It was not exactly surprising that Mstislav Rostropovich rose so impressively to the challenges of the "Symphonie fantastique" of Hector Berlioz last night in the Kennedy Center. It was the first time he had conducted this subtle spectacular in Washington, but he has conducted it elsewhere, and besides the music is in his blood -- in the blood of every Russian musician.
The "Symphonie fantastique" is not only the ancestor of every orchestral showpiece composed in the last 150 years; it is most specifically the ancestor of Russian orchestral music, including "A Night on Bald Mountain," the symphonies of Tchaikovsky, "Scheherazade" and "Petrushka." The texture of these pieces reflects the lasting impact of Berlioz's two successful conducting visits to Russia, and his superb treatise on orchestration. So it was perfectly appropriate, and splendidly effective, for Rostropovich to approach this music in the same spirit that he brings to his compatriots.
He was particularly impressive in the fast and furious, vividly colorful fourth and fifth movements, which were a revelation of new orchestral possibilities when they were composed and still sound fresh and powerful today.

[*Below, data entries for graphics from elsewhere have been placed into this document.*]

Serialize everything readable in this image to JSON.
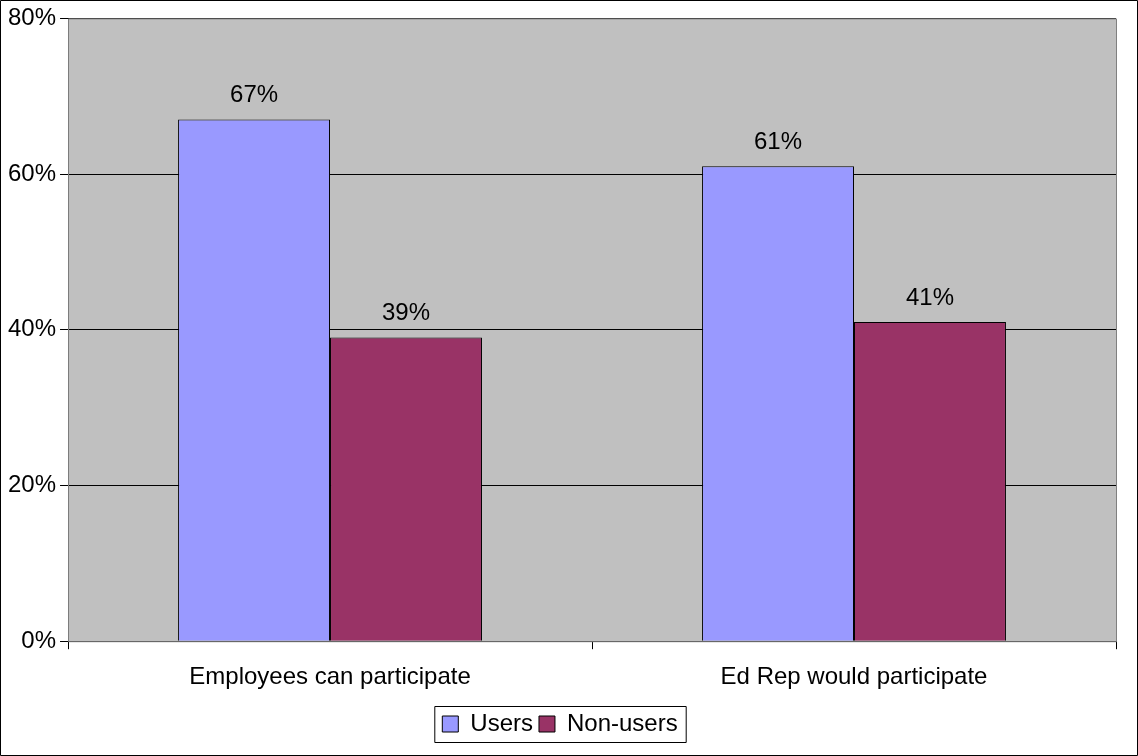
{
  "chart_data": {
    "type": "bar",
    "categories": [
      "Employees can participate",
      "Ed Rep would participate"
    ],
    "series": [
      {
        "name": "Users",
        "color": "#9999ff",
        "values": [
          67,
          61
        ],
        "value_labels": [
          "67%",
          "61%"
        ]
      },
      {
        "name": "Non-users",
        "color": "#993366",
        "values": [
          39,
          41
        ],
        "value_labels": [
          "39%",
          "41%"
        ]
      }
    ],
    "ylim": [
      0,
      80
    ],
    "yticks": [
      {
        "value": 0,
        "label": "0%"
      },
      {
        "value": 20,
        "label": "20%"
      },
      {
        "value": 40,
        "label": "40%"
      },
      {
        "value": 60,
        "label": "60%"
      },
      {
        "value": 80,
        "label": "80%"
      }
    ],
    "grid": "y",
    "legend": "bottom"
  }
}
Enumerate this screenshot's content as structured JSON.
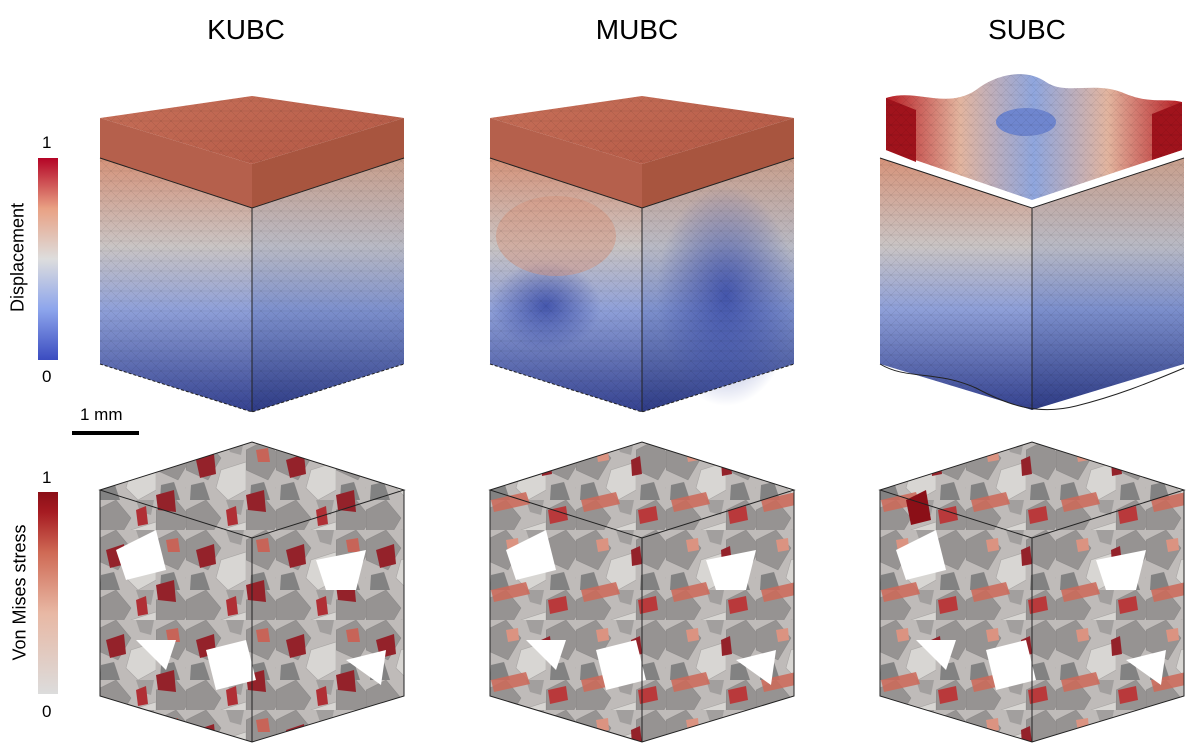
{
  "columns": [
    {
      "label": "KUBC"
    },
    {
      "label": "MUBC"
    },
    {
      "label": "SUBC"
    }
  ],
  "rows": [
    {
      "colorbar_label": "Displacement",
      "max_label": "1",
      "min_label": "0",
      "colormap": [
        "#3b4cc0",
        "#b7c8e8",
        "#dddddd",
        "#e5a689",
        "#b40426"
      ]
    },
    {
      "colorbar_label": "Von Mises stress",
      "max_label": "1",
      "min_label": "0",
      "colormap": [
        "#dcdcdc",
        "#e8b8a4",
        "#d4735e",
        "#b3282a",
        "#8b0f17"
      ]
    }
  ],
  "scale_bar": {
    "label": "1 mm"
  }
}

But his touch was also effective in the subtler moments -- the dialogue of oboe and English horn in the third movement, for example, and the shifting tempos and dynamics of the first.

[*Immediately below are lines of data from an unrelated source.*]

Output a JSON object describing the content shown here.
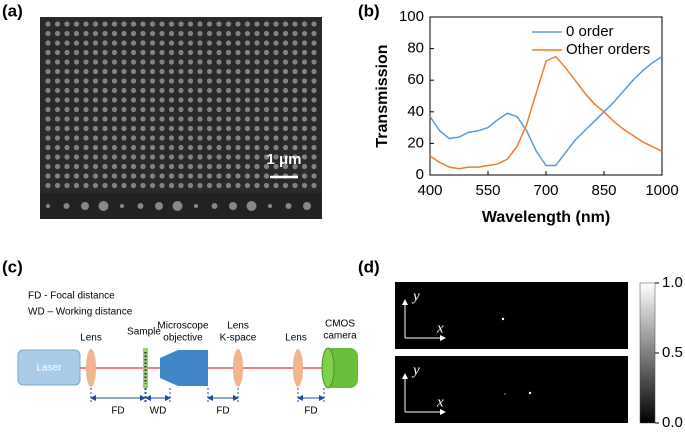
{
  "panels": {
    "a": "(a)",
    "b": "(b)",
    "c": "(c)",
    "d": "(d)"
  },
  "sem": {
    "scale_bar": "1 μm"
  },
  "chart_data": {
    "type": "line",
    "xlabel": "Wavelength (nm)",
    "ylabel": "Transmission",
    "x": [
      400,
      425,
      450,
      475,
      500,
      525,
      550,
      575,
      600,
      625,
      650,
      675,
      700,
      725,
      750,
      775,
      800,
      825,
      850,
      875,
      900,
      925,
      950,
      975,
      1000
    ],
    "series": [
      {
        "name": "0 order",
        "color": "#5b9bd5",
        "values": [
          37,
          28,
          23,
          24,
          27,
          28,
          30,
          35,
          39,
          37,
          28,
          15,
          6,
          6,
          14,
          22,
          28,
          34,
          40,
          46,
          53,
          60,
          66,
          71,
          75
        ]
      },
      {
        "name": "Other orders",
        "color": "#ed7d31",
        "values": [
          12,
          8,
          5,
          4,
          5,
          5,
          6,
          7,
          10,
          18,
          32,
          52,
          72,
          75,
          68,
          60,
          52,
          45,
          40,
          34,
          29,
          25,
          21,
          18,
          15
        ]
      }
    ],
    "xlim": [
      400,
      1000
    ],
    "ylim": [
      0,
      100
    ],
    "xticks": [
      400,
      550,
      700,
      850,
      1000
    ],
    "yticks": [
      0,
      20,
      40,
      60,
      80,
      100
    ],
    "legend": "upper right"
  },
  "setup": {
    "legend": [
      "FD - Focal distance",
      "WD – Working distance"
    ],
    "laser": "Laser",
    "components": [
      [
        "Lens"
      ],
      [
        "Sample"
      ],
      [
        "Microscope",
        "objective"
      ],
      [
        "Lens",
        "K-space"
      ],
      [
        "Lens"
      ],
      [
        "CMOS",
        "camera"
      ]
    ],
    "distances": [
      "FD",
      "WD",
      "FD",
      "FD"
    ]
  },
  "images": {
    "axis_y": "y",
    "axis_x": "x"
  },
  "colorbar": {
    "lim": [
      0,
      1
    ],
    "ticks": [
      {
        "value": 0,
        "label": "0.0"
      },
      {
        "value": 0.5,
        "label": "0.5"
      },
      {
        "value": 1,
        "label": "1.0"
      }
    ]
  }
}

The program opened with "Pinocchio, a Merry Overture," by Ernst Toch, whose centennial is celebrated this year. He is a solid, imaginative composer who does not receive the attention he deserves. It was well performed, as was Mozart's magnificent 39th Symphony, K. 543. Rostropovich's growing affinity for Mozart is one of the more remarkable and gratifying aspects of his work these days.